If the editorial board likes it, the editor will send it out for peer review. The manuscript will get mailed to (typically) two experts in the field who will offer their detailed advice on the technical merits of the paper and whether or not it warrants publication in Science.
As is often said: peer review is a highly flawed system, but it beats all of the alternatives. It is easy to imagine some of the problems that could arise at this stage. A few that I have run across: reviewers who are competitor, reviewers who just don’t like you, reviewers who aren’t knowledgeable enough about your field. With only two reviewers for most manuscript, the process can be thoroughly random. The same paper sent to twenty different reviewers would get twenty different reviews. But, sadly, it beats all of the alternatives.
With luck, the two reviewers will like the paper and, with even more luck, suggest ways to improve the paper. They may point in flaws in the paper and how those flaws can be fixed. Or they may point in flaws in the paper and say they are not fixable.
If the reviewers don’t like the paper sufficiently that is the end of the line and you are rejected. If they potentially like it but with reservations you are given a chance to respond to their suggestions or complaints and modify the paper accordingly and then they get to review it again.
Finally, again, with luck, the editor send you that email saying the paper is accepted, and you sigh from relief. Or you get the rejection email, and you decide what to do next: another general journal? Reformat to go to a trade journal? Sulk in irritation for a while? I have done all of these and more.
The whole process can take a long time. If I submit the paper tomorrow, there is a chance that it might appear in your newspaper in, perhaps, January. Keep your eyes peeled to that Saturday section. But don’t look for an article on dwarf planets or on the Kuiper belt or on the early solar system. I’m taking a break from those this summer to pursue research on what I think of as my hobby field, Titan. Titan is a fascinating world with methane lakes at the north pole, dark dunes at the equator, a thick atmosphere that is almost like the Earth’s (it’s just missing a minor component [oxygen] that we like so much), and a Los Angeles-like haze that makes the surface hard to see. It’s my favorite body inside the Kuiper belt, and, when I get a little tired of studying the little points of light that make up the Kuiper belt, I move in to the relative warmth of the Saturn system and see what’s new on Titan. During my break this summer I think I discovered something pretty interesting. Interesting enough to be published in Science, even. But we’ll all have to wait to see if I can navigate that laborious publication paper and make it to that one paragraph in your Saturday newspaper.


  1. Why would I do this when I then turn around and scoff at others?

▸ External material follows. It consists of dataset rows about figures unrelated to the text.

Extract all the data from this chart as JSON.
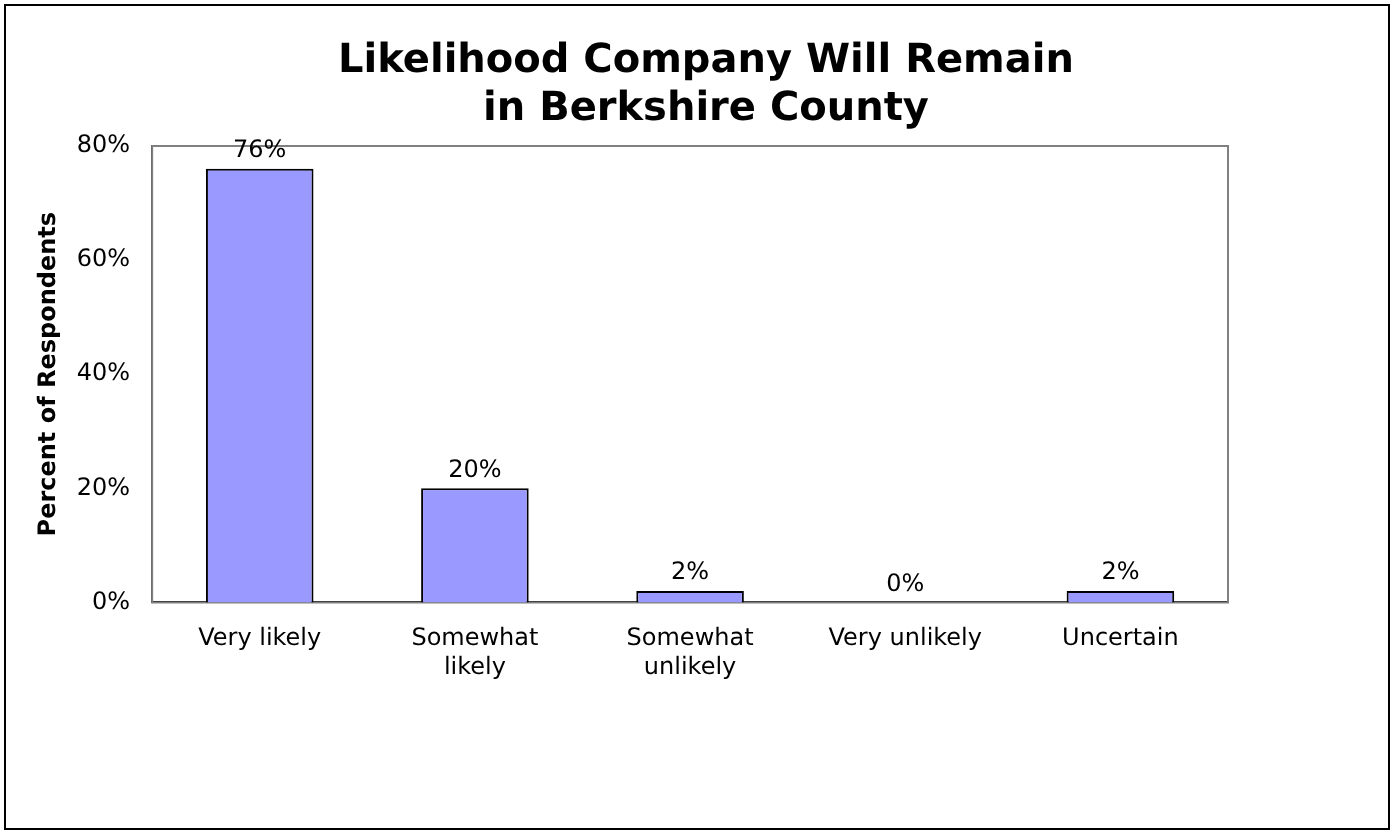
{
  "chart_data": {
    "type": "bar",
    "title": "Likelihood Company Will Remain in Berkshire County",
    "ylabel": "Percent of Respondents",
    "categories": [
      "Very likely",
      "Somewhat likely",
      "Somewhat unlikely",
      "Very unlikely",
      "Uncertain"
    ],
    "values": [
      76,
      20,
      2,
      0,
      2
    ],
    "color": "#9999ff",
    "value_labels": [
      "76%",
      "20%",
      "2%",
      "0%",
      "2%"
    ],
    "ylim": [
      0,
      80
    ],
    "yticks": [
      {
        "value": 0,
        "label": "0%"
      },
      {
        "value": 20,
        "label": "20%"
      },
      {
        "value": 40,
        "label": "40%"
      },
      {
        "value": 60,
        "label": "60%"
      },
      {
        "value": 80,
        "label": "80%"
      }
    ],
    "grid": false,
    "legend": false
  }
}
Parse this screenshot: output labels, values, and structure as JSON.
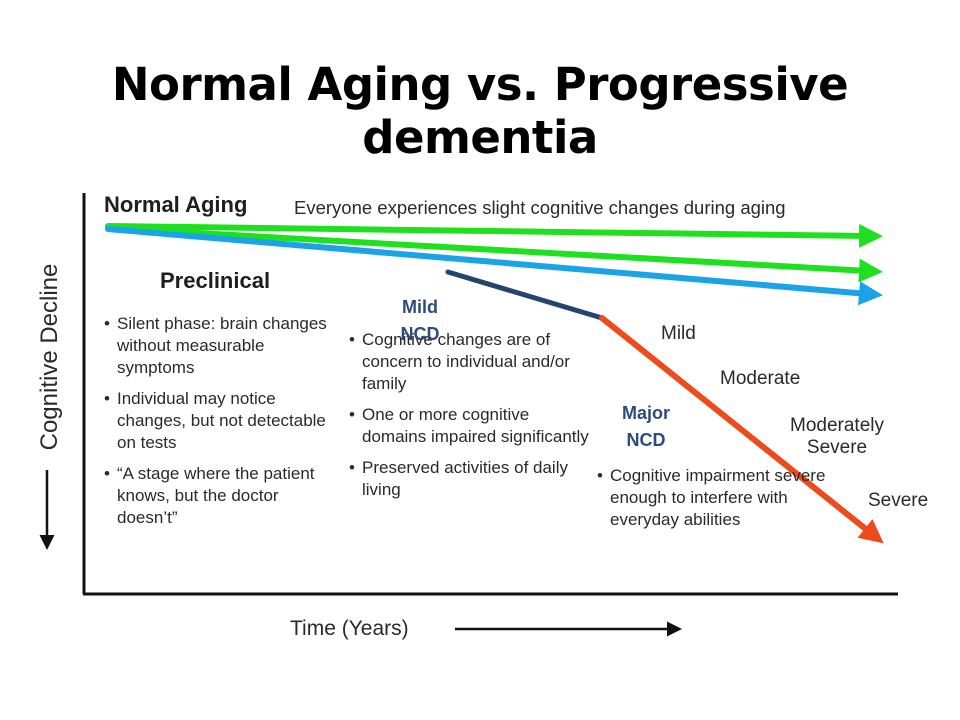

    And here was I hoping that the answer was going to be "because, although my work is sound and my conclusions stand up to scrutiny, I also believe they're wrong."

    Ah, well, the Sokalisation of Nature and Science will have to wait for another day.

  2. We have the terminology "dwarf planet" which lets us make a distinction between the round objects orbiting the sun and objects which are not round. Why don't we have simular terms for satellites of a planet or dwarf planet? Large round satellites like Titan deserves a title like "giant moon".

    Then the fifth grade science class could have a debate over Charon: is it a "giant moon" or a "dwarf planet".

    It just isn't right to use the same term for Titan that we use for Deimos.